Public Release: 

Federal grant to increase UTA doctoral students in computer science and engineering

PhD pipeline

University of Texas at Arlington

A University of Texas at Arlington computer science professor has received a $1.2 million grant from the U.S. Department of Education, supplemented with $300,000 in UTA matching funds, that will significantly increase the number of doctoral students, especially among women and minorities.

Ishfaq Ahmad, UTA professor in the Department of Computer Science and Engineering, will lead the project. Co-principal investigators are Ann Cavallo, assistant vice provost and co-director of UTeach Arlington; and Ramez Elmasri, Leonidas Fegaras, Manfred Huber and Bahram Khalili, all in CSE.

This grant, when combined with Ahmad's recent $350,000 National Science Foundation grant, will also aid interdisciplinary research efforts to design assistive technologies for people with disabilities.

The grant is part of DOE's Graduate Assistance for Areas of National Need, or GAANN, program. The highly competitive GAANN awards will provide fellowships over the next three years to assist doctoral students of superior ability who demonstrate financial need. Women and minorities are particularly encouraged to apply.

"UTA is building a niche in this research area of assistive technologies," Ahmad said. "We are also achieving our goal of graduating more domestic Ph.D. students. With our previous GAANN award, we built a pipeline, which is now full and is beginning to produce PhD graduates."

He added that the GAANN program will aggressively recruit the finest doctoral candidates from across the state and nation.

Some of the assistive technologies - considered a "national need" - involve devices and systems that make life easier for people with disabilities, including: designing smarter sensors, artificial intelligence and data-enabled software, devices, systems and environments that can improve the quality of life for a disabled person's home to caregivers.

Hong Jiang, chair of the Department of Computer Science and Engineering, said Ahmad has led the effort to increase the number of doctoral students in CSE.

"It's important to not only the world of computer science but also society in general," Jiang said. "These new doctoral students will help on so many fronts, including the teaching, research and corporate worlds. The GAANN award signals that the University's and the CSE Department's research strength in general, and in assistive technologies, in particular, is recognized at the national level. It also signifies the strong track record and capability of CSE's faculty in mentoring and producing high-quality Ph.D. students to meet the national demand for a competitive IT workforce."

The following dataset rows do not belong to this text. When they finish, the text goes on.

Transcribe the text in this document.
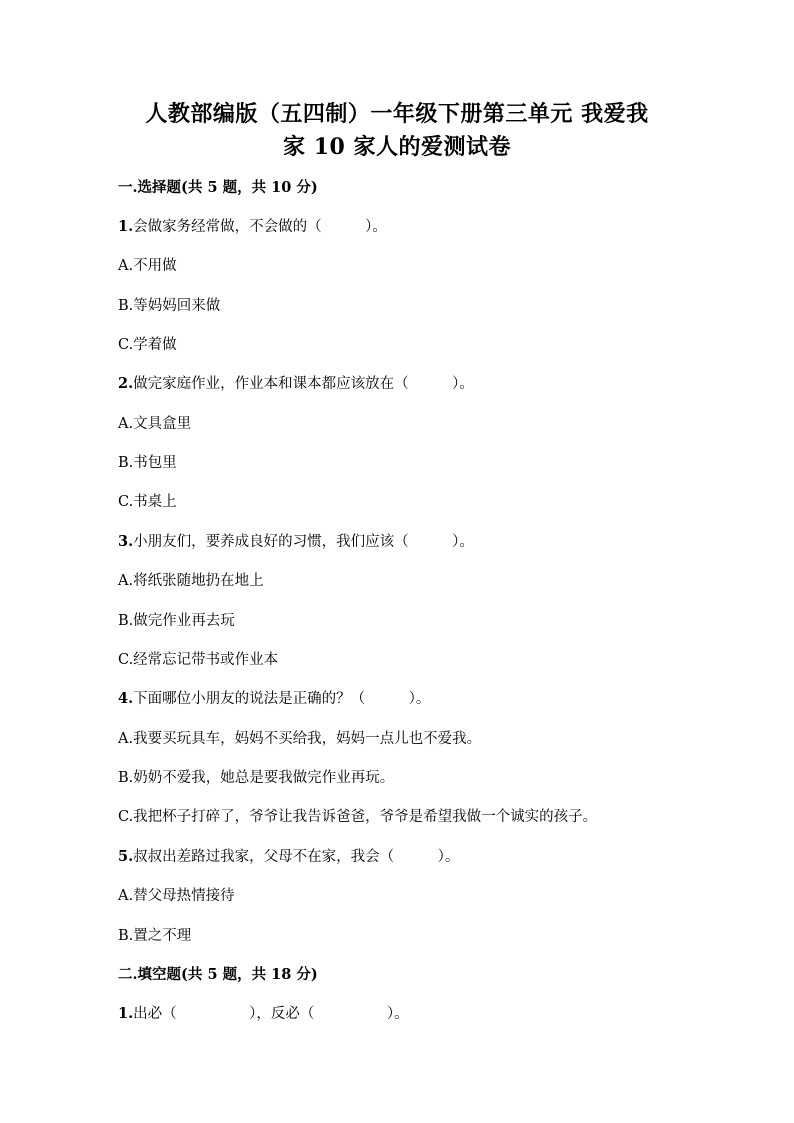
人教部编版（五四制）一年级下册第三单元 我爱我
家 10 家人的爱测试卷
一.选择题(共 5 题，共 10 分)
1.会做家务经常做，不会做的（　　　）。
A.不用做
B.等妈妈回来做
C.学着做
2.做完家庭作业，作业本和课本都应该放在（　　　）。
A.文具盒里
B.书包里
C.书桌上
3.小朋友们，要养成良好的习惯，我们应该（　　　）。
A.将纸张随地扔在地上
B.做完作业再去玩
C.经常忘记带书或作业本
4.下面哪位小朋友的说法是正确的？（　　　）。
A.我要买玩具车，妈妈不买给我，妈妈一点儿也不爱我。
B.奶奶不爱我，她总是要我做完作业再玩。
C.我把杯子打碎了，爷爷让我告诉爸爸，爷爷是希望我做一个诚实的孩子。
5.叔叔出差路过我家，父母不在家，我会（　　　）。
A.替父母热情接待
B.置之不理
二.填空题(共 5 题，共 18 分)
1.出必（　　　　　），反必（　　　　　）。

Jiang, who also is the Wendell H. Nedderman Endowed Professor, said Ahmad's work in this area touches on so many of the tenets of UTA's Strategic Plan 2020: Bold Solutions | Global Impact, including health and the human condition theme and data-driven discovery.

Ahmad also is the director of the Center for Advanced Computing Systems and a fellow of the IEEE or Institute of Electrical and Electronics Engineers.

His research interests are in the broader areas of parallel and distributed computing systems and their applications, optimization algorithms, multimedia systems, video compression, assistive technologies, smart power grid and energy-aware sustainable computing. His research work in these areas has led to nearly 250 articles in books, peer-reviewed journals and conference proceedings. Ahmad is a recipient of numerous research awards and recognitions.

Besides the Department of Education funding, Ahmad's current research is funded by the National Science Foundation, U.S. Air Force Research Lab, Adobe Inc. and Huawei.